Ce week-end, Yusra Mardini a effectué le meilleur temps de sa série de 100m papillon. Son histoire a débuté dans la mer Egée...

C’est une histoire comme on les aime. Une jeune réfugiée a remporté sa série de natation en 100m papillon. Yusra Mardini avait sauvé de nombreux migrants de la noyade…

Si les valeurs de l’olympisme sont de plus en plus fragiles, le CIO a démontré qu’il pouvait encore séduire par ses messages. Pour la première fois, les Jeux Olympiques accueillent cette année une équipe d’athlètes réfugiés. Venus de Syrie, du Sud-Soudan ou encore de République démocratique du Congo, ils sont dix à avoir défilé lors de la présentation des délégations pendant la cérémonie d’ouverture des Jeux Olympiques. Un message fort envoyé au monde : Thomas Bach, le président du Comité international olympique, a tenu à mettre en garde le monde contre « l’égoïsme » et dénoncé ceux qui « se disent supérieurs aux autres. »

Yusra Mardini veut « donner de l’inspiration aux gens »

Parmi les athlètes réfugiés présents à Rio, une nageuse a fait forte impression et montré qu’elle n’était pas là simplement pour le symbole. Yusra Mardini, une réfugiée syrienne, a fait il y a quelques jours la une de la presse pour avoir sauvé dix-huit personnes de la noyade, nageant en pleine mer. Il y a un an, dans la mer Egée, la jeune femme, aujourd’hui âgée de 18 ans, doit venir en aide aux personnes avec lesquelles elle effectue la traversée. Le bateau est tombé en panne et, se souvient-elle, seules quatre personnes savaient nager. « Trois heures et demie dans de l’eau froide. Votre corps est comme tétanisé. Je ne sais pas comment décrire ça. Je me souviens que sans nager, je n’aurais sans doute pas survécu à cause de l’état de cette embarcation », explique la nageuse sur le site du CIO.

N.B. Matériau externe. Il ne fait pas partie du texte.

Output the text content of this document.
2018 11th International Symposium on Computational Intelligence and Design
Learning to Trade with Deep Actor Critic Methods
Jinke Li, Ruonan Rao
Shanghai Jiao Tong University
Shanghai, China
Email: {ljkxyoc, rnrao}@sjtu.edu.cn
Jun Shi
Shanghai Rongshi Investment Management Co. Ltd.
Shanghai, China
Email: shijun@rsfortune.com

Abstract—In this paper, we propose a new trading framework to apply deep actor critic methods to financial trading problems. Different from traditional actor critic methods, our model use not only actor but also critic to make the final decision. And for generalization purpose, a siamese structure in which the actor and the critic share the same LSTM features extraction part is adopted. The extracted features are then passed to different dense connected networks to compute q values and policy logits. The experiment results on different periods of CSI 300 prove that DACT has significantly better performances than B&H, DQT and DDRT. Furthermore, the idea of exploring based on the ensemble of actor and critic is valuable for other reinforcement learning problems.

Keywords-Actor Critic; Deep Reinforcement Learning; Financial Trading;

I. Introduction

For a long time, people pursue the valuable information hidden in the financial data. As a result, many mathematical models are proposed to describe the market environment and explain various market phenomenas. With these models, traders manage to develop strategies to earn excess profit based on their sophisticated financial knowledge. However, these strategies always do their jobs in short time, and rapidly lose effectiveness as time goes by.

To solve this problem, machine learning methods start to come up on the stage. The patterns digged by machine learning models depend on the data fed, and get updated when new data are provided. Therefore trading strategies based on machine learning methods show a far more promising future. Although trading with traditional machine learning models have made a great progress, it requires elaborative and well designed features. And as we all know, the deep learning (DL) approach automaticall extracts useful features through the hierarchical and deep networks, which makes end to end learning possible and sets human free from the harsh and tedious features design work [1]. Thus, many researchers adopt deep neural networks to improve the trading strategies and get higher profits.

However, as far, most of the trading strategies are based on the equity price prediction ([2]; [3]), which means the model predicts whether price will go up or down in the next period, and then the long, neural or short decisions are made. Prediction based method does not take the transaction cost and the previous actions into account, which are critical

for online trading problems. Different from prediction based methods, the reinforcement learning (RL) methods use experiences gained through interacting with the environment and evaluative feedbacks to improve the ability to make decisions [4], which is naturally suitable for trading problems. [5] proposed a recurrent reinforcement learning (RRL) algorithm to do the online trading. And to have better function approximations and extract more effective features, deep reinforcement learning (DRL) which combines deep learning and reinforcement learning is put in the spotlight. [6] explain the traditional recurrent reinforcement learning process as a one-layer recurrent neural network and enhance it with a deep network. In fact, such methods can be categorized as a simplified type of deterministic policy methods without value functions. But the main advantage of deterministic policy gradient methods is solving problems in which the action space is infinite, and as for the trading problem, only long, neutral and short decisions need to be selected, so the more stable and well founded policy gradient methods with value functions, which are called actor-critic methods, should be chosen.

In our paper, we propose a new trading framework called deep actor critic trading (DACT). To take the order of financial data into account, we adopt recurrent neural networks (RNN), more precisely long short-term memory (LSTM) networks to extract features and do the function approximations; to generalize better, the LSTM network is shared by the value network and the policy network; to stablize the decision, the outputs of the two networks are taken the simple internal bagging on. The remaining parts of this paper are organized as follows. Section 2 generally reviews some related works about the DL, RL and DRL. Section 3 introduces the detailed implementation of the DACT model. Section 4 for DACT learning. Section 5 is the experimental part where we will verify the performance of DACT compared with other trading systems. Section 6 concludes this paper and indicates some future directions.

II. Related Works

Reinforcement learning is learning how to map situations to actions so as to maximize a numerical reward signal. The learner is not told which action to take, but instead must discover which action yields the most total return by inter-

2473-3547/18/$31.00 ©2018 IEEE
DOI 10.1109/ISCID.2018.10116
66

L’histoire aurait pu s’arrêter là, pour celle qui avait disputé les Mondiaux 2012 de natation avec la Syrie, qu’elle a ensuite décidé de fuir. Mais la nageuse a remporté, samedi soir, sa série de 100m papillon. Une belle conclusion, même si Yusra Mardini n’a pas pu participer aux demi-finales, à cause d’un temps trop important. Repérée par un entraîneur allemand après s’en être sortie du naufrage de son bateau, Yusra retiendra certainement de belles images de son périple à Rio. « Je veux donner de l’inspiration aux gens », assure-t-elle. Un beau message pour tous : « Je suis ici, c’est la preuve que tout le monde peut y arriver aussi », conclut la nageuse.